USAFE chief: Don’t rely on UAVs
The Air Force’s top officer in Europe has a strong message for supporters of unmanned aircraft: Remotely piloted planes won’t be as effective in future wars as they are in Iraq and Afghanistan.
Gen. Roger Brady, outgoing commander of U.S. Air Forces in Europe, laid out the limitations of unmanned aerial systems and pumped up manned aircraft in a no-holds-barred speech to more than 500 military leaders, engineers, scholars and UAS manufacturers.
Brady acknowledged that UAS play a key role in combat and will play even a bigger part in the service someday, but warned the Air Force must include manned aircraft in its future as well.
“In this debate, the burden of proof, in my opinion, is on the proponents of UAS,” he told the unmanned proponents, all attending a UAS conference July 29 and 30 in suburban Washington. “We know the advantages and disadvantages of manned aircraft. Technology must deliver, not merely promise to deliver, the same level of competence in UAS that we have learned to place in manned aircraft.”
A future war will be fought in contested airspace, where today’s UAS can’t perform well because of maneuverability and stealth limitations, he said.
To make his point, Brady cited the 1999 NATO bombing of Yugoslavia, when 15 of the 17 allied fixed-wing aircraft shot down by Serbian air defense were drones.
“In contested airspace — a more plausible scenario for future conflicts — today’s UAS would be extremely vulnerable,” he said.
Another major vulnerability of UAS is their heavy reliance on a data link — much of it carried by commercial means and lacking a central oversight.
The data link can be “easily interrupted,” Brady said, though he declined to go into detail.

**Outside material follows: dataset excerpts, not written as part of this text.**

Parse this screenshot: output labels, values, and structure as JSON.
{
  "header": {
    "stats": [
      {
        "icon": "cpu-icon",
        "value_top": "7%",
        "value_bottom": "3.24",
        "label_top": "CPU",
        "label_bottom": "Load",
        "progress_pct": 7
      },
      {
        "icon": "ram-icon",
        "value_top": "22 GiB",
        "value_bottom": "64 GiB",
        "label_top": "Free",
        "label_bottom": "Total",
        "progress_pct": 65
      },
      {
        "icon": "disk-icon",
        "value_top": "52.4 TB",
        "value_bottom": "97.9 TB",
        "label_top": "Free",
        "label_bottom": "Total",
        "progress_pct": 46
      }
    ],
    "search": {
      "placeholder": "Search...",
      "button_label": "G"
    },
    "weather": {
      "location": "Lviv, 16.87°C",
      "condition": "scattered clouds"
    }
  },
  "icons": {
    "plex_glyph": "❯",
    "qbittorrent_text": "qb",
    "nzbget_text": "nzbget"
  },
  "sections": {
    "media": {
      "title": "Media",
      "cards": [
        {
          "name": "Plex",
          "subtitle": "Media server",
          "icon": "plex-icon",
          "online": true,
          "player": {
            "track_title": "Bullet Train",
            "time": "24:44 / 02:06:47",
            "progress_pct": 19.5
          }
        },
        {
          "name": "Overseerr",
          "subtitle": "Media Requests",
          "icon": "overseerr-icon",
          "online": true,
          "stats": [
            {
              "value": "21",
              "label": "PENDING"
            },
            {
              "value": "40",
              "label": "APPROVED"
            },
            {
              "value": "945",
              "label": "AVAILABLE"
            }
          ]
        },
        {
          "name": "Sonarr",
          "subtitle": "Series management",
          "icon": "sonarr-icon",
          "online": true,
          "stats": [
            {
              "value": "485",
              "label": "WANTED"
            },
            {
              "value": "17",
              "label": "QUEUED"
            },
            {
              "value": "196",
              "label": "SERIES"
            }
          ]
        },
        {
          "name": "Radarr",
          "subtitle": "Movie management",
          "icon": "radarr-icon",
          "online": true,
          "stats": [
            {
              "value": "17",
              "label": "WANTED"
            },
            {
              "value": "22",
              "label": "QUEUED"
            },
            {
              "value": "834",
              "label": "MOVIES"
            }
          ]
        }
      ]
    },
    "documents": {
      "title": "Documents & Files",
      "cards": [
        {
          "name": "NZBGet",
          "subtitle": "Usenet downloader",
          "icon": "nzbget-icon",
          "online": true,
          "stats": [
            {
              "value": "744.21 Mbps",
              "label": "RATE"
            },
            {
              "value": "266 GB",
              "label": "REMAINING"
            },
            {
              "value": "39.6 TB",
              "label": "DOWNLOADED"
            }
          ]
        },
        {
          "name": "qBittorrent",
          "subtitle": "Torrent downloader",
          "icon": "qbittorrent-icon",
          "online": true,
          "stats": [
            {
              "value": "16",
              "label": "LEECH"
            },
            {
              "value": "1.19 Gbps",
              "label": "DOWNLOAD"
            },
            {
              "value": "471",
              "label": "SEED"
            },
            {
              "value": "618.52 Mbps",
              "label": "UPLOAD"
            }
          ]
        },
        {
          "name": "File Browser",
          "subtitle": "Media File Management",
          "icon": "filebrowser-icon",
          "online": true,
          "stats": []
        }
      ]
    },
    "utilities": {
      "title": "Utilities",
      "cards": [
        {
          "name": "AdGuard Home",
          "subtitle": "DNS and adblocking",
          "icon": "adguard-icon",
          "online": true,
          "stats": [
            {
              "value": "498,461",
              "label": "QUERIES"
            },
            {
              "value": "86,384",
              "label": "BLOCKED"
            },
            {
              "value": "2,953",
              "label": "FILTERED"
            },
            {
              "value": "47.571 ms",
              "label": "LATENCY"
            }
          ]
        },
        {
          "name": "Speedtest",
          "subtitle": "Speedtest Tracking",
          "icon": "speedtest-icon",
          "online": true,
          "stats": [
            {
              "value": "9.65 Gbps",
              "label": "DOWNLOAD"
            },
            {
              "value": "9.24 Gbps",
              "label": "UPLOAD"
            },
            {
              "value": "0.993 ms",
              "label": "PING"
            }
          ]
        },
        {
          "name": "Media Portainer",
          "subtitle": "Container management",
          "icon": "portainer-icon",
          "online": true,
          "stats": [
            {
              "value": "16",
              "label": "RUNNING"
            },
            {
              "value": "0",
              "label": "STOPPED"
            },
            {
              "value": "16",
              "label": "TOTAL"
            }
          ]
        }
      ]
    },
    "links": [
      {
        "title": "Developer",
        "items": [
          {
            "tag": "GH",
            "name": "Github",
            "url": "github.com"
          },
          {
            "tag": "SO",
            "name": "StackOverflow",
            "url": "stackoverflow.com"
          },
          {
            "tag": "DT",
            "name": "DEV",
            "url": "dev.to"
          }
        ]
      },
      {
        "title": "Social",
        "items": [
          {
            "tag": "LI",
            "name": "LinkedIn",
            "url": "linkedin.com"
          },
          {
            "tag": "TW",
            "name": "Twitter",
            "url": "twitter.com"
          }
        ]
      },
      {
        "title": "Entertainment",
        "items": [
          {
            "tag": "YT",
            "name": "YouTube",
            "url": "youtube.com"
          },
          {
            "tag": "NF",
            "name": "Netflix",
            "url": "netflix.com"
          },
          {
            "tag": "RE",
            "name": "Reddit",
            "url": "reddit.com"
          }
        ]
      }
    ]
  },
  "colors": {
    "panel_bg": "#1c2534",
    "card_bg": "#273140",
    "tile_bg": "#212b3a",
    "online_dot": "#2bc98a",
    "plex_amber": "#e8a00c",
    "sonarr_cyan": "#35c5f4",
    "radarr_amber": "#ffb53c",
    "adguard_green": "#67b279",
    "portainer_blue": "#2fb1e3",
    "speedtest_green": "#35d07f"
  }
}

The ability of an unmanned aircraft to return to its launch point when the data link is interrupted isn’t always reliable. About a year ago, an MQ-9 Reaper flying over Afghanistan lost its connection with its pilot in the U.S. and had to be shot down by an F-15E Strike Eagle before it flew into Tajikistan.
Such interruptions, Brady added, are “sometimes because we stumble over extension cords and because people are messing with us.”
“I am increasingly concerned as a combatant commander and as the guy who’s responsible portion for this a significant portion of this link regarding its vulnerability,” he said. “It’s a concern that grows as we move forward in this area of asymmetrical engagement.
“Why would an enemy directly oppose a multimillion aircraft when he can disrupt it by using $30 of pieces and parts from a RadioShack?”
The cost of operating UAS — viewed by many as cheaper to maintain than fighters — can balloon because of the large number of airmen required to fly and maintain them, he said.
An MQ-1 Predator system of four drones, a ground-control station and the satellite link costs $20 million; an MQ-9 Reaper system runs $53.5 million. But each need about 10 pilots to maintain a 24-hour orbit, and personnel costs are becoming a larger share of the Air Force budget.
Nonetheless, autonomous systems are the direction the Air Force is taking, according to a long-term science outlook released in mid-July. In “Technology Horizons,” the service’s top scientist, Werner Dahm, writes that machines will increasingly operate with little or no human interaction.
In a briefing with reporters, Dahm admitted cultural hurdles will be difficult to overcome.
Brady said that the service’s future reliance on unmanned systems will hinge on trust. Most people, he said, would not want unmanned aircraft to carry President Obama or transport and deliver nuclear weapons.
“Would you not want the advantage of the human brain making not just decisions but judgments in our most critical cockpits?” he said.
“In these scenarios, a most-of-the-time solution will not be acceptable. What we must not do is allow fascination with technology to lure us away from decision-making fundamentals.”